TORONTO — Jose Bautista will sign a one-day contract so he can retire as a member of the Toronto Blue Jays ahead of his addition to the club’s Level of Excellence on Saturday, the club announced Friday.
The ceremonial move brings home one of the most iconic and important players in franchise history, who split his final big-league season in 2018 between Atlanta, the Mets and Philadelphia after parting with the Blue Jays following the 2017 campaign.
He also represented the Dominican Republic at the Tokyo Olympics in 2021.
Bautista’s re-signing ahead of his official retirement isn’t a first for the Blue Jays — at the end of the 2013 season, Roy Halladay approached team officials and asked if they’d be open to the idea, which they obviously were.
Bautista will become the first player added to the Level of Excellence since Halladay in 2018 and it was his ascension to superstar status that helped the club reset from the Hall of Fame right-hander’s departure following the 2009 season.
In 2010, Bautista set a franchise record with 54 home runs and his emergence, along with that of Edwin Encarnacion, prompted the Blue Jays to speed up the timeline on a rebuild, eventually leading to the post-season runs of 2015 and ’16.
It was during that ’15 run that Bautista produced his signature moment, the bat-flip homer during the madcap seventh inning in Game 5 of the ALDS versus the Texas Rangers.

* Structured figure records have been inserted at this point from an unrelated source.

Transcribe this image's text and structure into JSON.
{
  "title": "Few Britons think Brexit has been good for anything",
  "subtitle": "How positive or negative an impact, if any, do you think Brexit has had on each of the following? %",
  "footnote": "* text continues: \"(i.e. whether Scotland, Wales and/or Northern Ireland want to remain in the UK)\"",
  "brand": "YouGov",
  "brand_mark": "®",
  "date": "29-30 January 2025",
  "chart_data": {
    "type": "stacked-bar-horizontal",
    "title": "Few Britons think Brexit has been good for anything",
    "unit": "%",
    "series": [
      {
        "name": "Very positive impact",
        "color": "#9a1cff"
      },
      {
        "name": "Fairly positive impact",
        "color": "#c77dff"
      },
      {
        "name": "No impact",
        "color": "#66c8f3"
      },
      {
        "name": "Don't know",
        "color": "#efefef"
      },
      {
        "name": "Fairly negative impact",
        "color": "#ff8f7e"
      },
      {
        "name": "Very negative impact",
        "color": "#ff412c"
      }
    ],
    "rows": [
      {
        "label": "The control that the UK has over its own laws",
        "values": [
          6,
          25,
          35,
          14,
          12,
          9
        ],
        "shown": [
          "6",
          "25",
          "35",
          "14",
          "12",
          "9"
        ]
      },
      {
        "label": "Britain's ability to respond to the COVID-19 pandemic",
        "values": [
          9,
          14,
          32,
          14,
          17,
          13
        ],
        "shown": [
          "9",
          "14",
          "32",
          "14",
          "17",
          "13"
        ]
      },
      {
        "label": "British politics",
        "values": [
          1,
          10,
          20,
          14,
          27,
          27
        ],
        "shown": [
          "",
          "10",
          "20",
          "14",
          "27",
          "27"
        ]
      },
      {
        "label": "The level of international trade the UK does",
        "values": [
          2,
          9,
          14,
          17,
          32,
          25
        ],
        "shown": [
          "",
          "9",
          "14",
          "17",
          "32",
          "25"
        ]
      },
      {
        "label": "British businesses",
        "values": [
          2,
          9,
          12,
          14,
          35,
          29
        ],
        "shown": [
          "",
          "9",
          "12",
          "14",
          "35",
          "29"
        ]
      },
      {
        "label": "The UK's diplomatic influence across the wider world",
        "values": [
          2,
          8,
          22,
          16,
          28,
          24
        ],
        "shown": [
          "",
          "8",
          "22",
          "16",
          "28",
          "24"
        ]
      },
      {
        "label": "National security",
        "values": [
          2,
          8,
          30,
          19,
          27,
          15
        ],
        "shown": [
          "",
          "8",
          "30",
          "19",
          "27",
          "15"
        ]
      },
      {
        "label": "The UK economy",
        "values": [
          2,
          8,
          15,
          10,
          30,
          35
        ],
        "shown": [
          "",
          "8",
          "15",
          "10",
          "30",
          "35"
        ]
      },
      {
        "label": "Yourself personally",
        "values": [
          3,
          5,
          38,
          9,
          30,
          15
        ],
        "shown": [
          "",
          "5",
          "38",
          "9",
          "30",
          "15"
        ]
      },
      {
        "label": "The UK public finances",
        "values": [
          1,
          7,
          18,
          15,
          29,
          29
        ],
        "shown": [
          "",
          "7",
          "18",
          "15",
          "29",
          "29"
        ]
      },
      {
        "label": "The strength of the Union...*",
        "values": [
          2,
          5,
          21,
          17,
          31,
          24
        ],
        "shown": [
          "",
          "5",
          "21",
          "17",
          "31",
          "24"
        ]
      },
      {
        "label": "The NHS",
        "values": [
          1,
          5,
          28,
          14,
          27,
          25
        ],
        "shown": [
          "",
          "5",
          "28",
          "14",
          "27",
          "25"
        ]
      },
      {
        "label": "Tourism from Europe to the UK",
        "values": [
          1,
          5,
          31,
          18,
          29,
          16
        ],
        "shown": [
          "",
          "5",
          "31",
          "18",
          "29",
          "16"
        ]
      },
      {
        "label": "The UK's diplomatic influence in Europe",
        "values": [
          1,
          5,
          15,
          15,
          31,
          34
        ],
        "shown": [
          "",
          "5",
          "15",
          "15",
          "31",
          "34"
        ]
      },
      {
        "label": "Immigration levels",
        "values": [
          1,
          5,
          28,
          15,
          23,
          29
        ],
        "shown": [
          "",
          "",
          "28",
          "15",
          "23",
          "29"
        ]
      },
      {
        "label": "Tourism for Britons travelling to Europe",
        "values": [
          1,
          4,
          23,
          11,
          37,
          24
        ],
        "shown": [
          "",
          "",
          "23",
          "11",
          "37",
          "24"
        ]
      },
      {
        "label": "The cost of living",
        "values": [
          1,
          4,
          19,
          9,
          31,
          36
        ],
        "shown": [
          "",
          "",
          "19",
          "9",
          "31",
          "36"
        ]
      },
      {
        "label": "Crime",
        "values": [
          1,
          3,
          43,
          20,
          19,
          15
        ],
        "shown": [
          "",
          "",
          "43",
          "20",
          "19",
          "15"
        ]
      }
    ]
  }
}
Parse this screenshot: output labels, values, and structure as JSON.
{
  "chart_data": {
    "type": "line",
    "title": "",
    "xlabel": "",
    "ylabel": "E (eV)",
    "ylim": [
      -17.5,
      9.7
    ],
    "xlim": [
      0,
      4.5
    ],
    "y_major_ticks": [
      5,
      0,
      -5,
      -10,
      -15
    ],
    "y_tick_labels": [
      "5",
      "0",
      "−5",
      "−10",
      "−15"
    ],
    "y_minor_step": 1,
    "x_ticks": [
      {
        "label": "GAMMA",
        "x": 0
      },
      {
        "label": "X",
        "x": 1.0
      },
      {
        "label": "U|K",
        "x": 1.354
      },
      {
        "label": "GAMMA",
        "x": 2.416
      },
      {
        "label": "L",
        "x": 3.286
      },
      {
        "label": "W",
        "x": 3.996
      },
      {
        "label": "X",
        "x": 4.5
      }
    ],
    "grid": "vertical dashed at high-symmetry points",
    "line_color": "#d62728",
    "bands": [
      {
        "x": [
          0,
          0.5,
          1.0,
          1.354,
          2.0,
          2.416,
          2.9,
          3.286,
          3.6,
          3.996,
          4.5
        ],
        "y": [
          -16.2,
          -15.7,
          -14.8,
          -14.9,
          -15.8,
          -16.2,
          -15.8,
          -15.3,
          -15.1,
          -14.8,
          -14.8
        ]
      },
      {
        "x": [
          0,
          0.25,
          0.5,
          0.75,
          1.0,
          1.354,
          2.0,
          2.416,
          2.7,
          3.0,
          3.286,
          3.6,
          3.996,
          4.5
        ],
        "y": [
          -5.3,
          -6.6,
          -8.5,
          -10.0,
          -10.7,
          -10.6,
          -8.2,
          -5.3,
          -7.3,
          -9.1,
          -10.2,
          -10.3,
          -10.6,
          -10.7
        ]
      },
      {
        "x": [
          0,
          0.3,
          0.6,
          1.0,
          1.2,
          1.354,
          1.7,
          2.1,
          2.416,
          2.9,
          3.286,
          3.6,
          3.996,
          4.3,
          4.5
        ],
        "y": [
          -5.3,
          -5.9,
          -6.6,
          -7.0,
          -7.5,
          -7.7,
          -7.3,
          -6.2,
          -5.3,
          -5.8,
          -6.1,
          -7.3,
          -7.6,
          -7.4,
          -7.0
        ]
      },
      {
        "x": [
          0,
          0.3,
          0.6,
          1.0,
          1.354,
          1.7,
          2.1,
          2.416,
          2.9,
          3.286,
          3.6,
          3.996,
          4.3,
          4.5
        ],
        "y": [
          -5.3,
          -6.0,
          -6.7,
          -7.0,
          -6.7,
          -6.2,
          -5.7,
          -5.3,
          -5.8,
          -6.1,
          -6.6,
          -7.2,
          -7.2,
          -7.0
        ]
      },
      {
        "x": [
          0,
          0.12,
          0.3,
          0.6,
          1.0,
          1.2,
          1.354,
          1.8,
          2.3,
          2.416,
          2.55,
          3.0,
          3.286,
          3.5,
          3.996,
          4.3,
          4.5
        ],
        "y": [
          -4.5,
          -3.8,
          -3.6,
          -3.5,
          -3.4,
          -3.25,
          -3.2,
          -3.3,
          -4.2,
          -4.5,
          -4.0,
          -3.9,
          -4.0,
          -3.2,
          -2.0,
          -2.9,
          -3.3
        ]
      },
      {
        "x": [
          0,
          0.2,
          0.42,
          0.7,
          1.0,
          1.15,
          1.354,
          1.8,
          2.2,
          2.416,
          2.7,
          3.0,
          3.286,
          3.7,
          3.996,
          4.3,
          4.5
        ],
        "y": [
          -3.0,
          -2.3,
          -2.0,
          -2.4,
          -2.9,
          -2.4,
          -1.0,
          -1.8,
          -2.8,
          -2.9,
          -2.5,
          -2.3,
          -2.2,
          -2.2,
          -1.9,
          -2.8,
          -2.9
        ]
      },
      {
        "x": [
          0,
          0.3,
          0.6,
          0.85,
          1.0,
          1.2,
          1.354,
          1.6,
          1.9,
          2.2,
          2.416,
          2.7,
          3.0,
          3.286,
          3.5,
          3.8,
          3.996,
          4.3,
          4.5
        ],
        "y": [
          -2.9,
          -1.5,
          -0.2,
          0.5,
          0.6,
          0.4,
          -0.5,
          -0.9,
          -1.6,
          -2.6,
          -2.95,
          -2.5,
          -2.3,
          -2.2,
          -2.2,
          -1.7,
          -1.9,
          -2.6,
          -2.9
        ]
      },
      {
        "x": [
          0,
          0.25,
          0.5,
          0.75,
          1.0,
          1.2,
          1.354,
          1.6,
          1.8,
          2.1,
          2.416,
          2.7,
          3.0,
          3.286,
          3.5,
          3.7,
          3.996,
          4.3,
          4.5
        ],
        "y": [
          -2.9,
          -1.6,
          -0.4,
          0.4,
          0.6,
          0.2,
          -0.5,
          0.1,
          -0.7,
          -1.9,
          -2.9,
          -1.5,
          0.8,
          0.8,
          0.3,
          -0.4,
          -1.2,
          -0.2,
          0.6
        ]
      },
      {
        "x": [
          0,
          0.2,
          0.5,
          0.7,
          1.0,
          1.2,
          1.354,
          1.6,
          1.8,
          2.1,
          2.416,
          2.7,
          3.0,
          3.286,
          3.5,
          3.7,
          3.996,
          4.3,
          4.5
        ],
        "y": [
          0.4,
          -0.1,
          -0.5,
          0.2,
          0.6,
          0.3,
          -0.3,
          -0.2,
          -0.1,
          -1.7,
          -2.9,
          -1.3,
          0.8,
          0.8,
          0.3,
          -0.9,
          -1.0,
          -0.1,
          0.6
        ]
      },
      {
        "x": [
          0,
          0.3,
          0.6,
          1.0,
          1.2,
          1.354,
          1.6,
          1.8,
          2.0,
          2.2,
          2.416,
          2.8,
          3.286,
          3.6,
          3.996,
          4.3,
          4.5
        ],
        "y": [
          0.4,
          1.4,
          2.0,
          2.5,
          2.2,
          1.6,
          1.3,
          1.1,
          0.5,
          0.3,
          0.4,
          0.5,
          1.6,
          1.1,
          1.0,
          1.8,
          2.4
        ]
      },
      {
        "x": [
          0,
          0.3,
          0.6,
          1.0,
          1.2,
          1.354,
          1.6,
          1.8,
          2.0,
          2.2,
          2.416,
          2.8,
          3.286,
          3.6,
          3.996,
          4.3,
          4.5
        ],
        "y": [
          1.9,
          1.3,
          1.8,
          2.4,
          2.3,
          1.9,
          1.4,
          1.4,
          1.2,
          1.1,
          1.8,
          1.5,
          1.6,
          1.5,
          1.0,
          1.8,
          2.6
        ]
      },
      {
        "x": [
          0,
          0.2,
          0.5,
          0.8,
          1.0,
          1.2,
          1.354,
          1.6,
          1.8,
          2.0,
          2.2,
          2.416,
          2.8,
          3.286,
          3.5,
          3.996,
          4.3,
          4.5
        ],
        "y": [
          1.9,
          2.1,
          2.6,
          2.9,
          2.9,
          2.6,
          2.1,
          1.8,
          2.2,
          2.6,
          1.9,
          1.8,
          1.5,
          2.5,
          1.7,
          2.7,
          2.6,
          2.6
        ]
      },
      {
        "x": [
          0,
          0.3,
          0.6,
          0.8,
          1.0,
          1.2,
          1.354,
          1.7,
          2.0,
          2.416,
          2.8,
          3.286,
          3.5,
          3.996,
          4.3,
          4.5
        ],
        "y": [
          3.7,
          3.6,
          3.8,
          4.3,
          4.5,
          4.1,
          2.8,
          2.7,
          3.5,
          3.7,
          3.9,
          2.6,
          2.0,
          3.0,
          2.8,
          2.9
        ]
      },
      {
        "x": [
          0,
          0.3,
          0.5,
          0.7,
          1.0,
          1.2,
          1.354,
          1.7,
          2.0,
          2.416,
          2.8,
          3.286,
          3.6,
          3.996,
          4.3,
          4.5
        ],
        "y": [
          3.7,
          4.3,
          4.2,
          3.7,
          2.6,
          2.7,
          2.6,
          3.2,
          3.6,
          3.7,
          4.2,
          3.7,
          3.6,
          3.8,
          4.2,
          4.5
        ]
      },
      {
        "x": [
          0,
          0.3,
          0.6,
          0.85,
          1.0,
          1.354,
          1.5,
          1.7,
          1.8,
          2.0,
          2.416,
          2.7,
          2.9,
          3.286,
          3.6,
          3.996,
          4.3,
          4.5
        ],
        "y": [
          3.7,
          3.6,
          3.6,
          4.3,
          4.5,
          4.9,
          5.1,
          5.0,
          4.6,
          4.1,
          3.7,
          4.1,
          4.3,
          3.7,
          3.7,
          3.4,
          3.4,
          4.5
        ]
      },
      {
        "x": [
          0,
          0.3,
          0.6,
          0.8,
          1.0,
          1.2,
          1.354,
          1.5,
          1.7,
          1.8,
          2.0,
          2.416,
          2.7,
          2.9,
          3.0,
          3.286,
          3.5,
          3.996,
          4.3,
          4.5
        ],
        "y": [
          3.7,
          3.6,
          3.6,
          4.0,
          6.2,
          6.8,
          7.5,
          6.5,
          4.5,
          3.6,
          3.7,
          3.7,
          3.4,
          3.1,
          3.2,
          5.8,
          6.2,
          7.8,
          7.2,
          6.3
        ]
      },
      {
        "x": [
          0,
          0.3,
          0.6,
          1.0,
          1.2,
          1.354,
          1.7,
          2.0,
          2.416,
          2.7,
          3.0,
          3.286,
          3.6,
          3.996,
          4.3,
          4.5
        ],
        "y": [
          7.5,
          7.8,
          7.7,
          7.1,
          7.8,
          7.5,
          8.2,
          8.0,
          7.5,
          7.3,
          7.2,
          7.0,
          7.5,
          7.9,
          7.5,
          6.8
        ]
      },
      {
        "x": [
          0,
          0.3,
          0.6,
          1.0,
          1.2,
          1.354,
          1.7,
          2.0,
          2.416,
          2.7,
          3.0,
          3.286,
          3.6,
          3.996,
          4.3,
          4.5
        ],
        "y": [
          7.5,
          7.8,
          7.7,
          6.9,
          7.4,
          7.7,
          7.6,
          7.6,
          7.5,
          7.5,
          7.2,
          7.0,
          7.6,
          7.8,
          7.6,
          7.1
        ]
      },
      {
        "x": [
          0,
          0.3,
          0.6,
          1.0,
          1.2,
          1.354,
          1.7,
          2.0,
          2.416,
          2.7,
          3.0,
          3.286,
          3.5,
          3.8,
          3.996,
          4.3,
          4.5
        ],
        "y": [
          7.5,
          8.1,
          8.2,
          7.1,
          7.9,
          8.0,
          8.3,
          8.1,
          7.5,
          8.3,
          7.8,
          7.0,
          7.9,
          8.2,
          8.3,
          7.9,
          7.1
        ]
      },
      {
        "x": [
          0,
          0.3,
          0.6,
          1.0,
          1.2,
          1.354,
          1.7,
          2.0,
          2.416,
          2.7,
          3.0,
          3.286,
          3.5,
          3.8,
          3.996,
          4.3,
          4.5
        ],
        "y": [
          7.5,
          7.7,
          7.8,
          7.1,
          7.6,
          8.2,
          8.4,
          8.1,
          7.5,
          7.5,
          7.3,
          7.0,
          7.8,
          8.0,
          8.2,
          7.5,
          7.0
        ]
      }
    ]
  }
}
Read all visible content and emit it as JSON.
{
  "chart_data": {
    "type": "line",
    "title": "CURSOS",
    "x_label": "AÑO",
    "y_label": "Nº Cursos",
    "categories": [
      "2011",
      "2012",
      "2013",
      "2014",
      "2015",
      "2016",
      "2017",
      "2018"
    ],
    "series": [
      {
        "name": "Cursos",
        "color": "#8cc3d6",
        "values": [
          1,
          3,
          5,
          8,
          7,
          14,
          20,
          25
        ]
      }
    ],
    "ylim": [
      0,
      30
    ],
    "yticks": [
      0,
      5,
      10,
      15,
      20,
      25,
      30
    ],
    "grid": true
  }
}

His legacy, of course, runs far deeper than that.
He’s the franchise’s all-time leader among position players in Wins Above Replacement, as calculated by Baseball Reference, at 38.3, his 288 homers are second only to Carlos Delgado’s 366, his 803 walks second to Delgado’s 827, his 790 runs second to Delgado’s 889, his 766 RBIs third, behind Delgado’s 1,058 and Vernon Wells’ 813. All while helping rekindle interest in and passion for a franchise that had been stuck in the mud after consecutive World Series titles in 1992 and ’93.
During an interview for my 2021 book, The Big 50: Toronto Blue Jays, Bautista said, “I wish I could have retired playing my last game as a Blue Jay. But you can’t get everything that you want in life. That’s one of those things for me.”
By signing a one-day contract, he won’t play his last game in the majors as a Blue Jay, but at least he’ll retire as one.